5 Things All Competitive People Should Do in Life
Because you want trophies *and* friends
You’ve gotten dirty looks in spin class when the woman next to you catches you eyeballing her score. You’ve become obsessed with being the best at everything you try, and you may have lost a friend or two in the process. Such is the plight of the competitive woman. We’re not suggesting becoming blasé, but you might want to consider mastering the following five skills to avoid the whole losing friends thing.
Own your competitiveness
If you’re highly intense, it’s best to be up-front about it. Think of it as a kind of preemptive apology for flying off the handle after a casual game of…anything. This doesn’t mean you have to be any less competitive, but it helps to let those around you know that you have a tendency to take things more seriously than the average gal.
Know when to apologize
It’s a bummer, but it’s also inevitable that there will come a time when you take something too far and let your need to win get the best of you. The worst thing to do is act like it never happened. Instead, apologize and admit you were out of line. Chances are they’ll respect you for owning up to your mistake and you can all move on.

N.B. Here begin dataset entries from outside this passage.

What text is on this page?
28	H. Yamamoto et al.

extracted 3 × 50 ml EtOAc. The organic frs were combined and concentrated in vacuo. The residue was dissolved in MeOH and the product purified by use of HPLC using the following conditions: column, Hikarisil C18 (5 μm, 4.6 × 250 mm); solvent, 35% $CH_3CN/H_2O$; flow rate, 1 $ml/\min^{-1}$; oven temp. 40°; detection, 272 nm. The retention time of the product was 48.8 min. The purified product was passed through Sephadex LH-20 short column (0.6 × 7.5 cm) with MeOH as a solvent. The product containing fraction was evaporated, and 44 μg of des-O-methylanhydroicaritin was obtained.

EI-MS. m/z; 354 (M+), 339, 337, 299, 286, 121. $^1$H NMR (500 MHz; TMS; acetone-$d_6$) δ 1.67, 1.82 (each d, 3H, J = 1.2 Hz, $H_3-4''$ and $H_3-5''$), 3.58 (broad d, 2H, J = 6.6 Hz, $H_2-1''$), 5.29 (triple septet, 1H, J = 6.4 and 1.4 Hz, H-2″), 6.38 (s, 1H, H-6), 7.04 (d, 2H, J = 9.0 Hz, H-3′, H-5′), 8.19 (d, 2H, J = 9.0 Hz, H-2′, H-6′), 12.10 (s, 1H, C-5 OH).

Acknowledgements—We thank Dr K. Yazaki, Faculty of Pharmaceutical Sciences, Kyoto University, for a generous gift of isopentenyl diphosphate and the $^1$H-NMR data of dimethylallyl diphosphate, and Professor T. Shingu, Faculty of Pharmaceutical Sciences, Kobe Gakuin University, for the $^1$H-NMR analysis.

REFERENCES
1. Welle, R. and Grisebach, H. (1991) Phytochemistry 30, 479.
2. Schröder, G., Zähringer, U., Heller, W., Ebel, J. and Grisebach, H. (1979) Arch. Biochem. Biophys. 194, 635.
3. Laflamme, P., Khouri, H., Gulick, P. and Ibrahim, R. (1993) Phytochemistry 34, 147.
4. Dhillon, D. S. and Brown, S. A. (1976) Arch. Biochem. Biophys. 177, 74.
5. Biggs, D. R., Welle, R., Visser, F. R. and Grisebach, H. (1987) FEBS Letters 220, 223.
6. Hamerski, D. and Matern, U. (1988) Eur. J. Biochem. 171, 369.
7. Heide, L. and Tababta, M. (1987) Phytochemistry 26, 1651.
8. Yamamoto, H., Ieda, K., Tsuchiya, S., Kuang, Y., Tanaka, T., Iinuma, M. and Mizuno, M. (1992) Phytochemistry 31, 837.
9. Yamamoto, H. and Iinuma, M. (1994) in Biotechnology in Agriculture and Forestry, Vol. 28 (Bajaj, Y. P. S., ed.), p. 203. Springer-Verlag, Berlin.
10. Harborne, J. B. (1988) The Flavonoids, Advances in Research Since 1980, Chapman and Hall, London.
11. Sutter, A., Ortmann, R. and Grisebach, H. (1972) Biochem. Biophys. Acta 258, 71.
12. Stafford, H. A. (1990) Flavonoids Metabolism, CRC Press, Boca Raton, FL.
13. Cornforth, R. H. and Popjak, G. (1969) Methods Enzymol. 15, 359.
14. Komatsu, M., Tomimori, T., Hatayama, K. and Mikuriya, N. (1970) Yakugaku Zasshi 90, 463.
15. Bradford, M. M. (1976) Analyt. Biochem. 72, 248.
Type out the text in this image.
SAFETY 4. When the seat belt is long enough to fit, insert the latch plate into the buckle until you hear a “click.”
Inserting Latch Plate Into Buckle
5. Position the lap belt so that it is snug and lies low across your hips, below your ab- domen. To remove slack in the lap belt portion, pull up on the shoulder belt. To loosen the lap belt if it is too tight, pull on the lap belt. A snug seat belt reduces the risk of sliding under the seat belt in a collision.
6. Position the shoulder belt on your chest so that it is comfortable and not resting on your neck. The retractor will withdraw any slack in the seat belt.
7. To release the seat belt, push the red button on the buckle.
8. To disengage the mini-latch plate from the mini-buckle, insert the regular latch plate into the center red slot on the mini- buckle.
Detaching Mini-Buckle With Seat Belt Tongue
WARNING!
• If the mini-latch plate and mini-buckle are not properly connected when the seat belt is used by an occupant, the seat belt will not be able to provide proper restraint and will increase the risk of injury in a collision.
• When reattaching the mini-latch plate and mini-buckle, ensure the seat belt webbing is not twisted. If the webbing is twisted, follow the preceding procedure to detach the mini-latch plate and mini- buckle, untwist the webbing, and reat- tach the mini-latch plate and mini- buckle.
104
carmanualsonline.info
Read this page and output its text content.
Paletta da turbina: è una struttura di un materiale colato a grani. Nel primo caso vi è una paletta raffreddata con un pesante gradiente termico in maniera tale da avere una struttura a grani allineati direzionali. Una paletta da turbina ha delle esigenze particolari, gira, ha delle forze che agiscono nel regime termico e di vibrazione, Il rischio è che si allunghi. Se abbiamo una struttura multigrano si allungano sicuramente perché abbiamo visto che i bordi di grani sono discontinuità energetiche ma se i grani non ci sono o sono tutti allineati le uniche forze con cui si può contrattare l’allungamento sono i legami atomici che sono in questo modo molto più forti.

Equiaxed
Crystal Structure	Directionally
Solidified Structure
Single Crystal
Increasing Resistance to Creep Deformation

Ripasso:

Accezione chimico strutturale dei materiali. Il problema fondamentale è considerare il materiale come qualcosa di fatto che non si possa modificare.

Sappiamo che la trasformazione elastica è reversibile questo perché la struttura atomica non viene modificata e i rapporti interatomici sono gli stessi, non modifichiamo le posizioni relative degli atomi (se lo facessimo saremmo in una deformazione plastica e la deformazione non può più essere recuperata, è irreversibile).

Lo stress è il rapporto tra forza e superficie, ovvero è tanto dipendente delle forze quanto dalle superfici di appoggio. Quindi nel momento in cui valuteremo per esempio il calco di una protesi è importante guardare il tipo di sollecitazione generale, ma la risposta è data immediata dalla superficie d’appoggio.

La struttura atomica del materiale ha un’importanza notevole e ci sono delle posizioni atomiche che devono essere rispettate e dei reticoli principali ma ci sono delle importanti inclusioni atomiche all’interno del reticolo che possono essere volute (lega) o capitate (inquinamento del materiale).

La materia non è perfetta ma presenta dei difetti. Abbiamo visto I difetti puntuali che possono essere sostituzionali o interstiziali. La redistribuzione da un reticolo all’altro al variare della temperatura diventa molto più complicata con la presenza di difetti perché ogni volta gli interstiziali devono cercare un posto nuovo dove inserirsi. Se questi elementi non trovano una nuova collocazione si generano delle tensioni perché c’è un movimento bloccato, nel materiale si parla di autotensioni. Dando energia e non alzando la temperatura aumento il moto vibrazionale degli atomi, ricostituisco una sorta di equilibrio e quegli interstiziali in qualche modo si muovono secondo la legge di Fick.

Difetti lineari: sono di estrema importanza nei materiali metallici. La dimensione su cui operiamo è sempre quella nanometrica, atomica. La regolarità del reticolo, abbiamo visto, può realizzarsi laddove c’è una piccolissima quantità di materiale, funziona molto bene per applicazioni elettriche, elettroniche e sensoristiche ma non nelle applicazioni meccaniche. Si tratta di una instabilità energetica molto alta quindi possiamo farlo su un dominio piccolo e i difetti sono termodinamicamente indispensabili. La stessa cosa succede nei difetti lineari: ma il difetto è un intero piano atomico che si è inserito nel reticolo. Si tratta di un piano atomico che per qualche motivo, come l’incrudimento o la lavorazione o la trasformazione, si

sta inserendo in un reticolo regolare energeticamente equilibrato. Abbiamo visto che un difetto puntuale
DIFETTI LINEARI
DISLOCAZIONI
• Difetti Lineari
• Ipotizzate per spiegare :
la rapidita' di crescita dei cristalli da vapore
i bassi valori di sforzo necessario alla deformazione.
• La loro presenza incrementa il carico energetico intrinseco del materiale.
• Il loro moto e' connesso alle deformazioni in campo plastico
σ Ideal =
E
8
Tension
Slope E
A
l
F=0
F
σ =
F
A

Focus on your personal growth
It’s hard not to compare yourself to others when you’re ultra competitive, but it’s important to recognize this. Worrying too much about what your peers are doing can take away from your own growth and make you resentful. To avoid this, focus on your own goals and define your own success. Explicitly lay out what you want to accomplish, and you’re more likely to focus on yourself instead of others.
This is more long-term, but it’s advantageous for competitive people to practice mindfulness. Centering yourself and seeing the bigger picture lets you step back and realize that, in the grand scheme of things, beating your pal in Words With Friends isn’t life or death. Try mindfulness meditation, a simple practice that lets you relax and get out of your head a bit.
It’s really hard for competitive people to try something new, because chances are they aren’t going to be the best at it immediately. But that means that they often miss out on activities they would enjoy. In these situations, put your pride aside and get out of your comfort zone. If you give something a fair shot and don’t enjoy it, forget about it. If you do enjoy it, congratulate yourself for being OK as a beginner.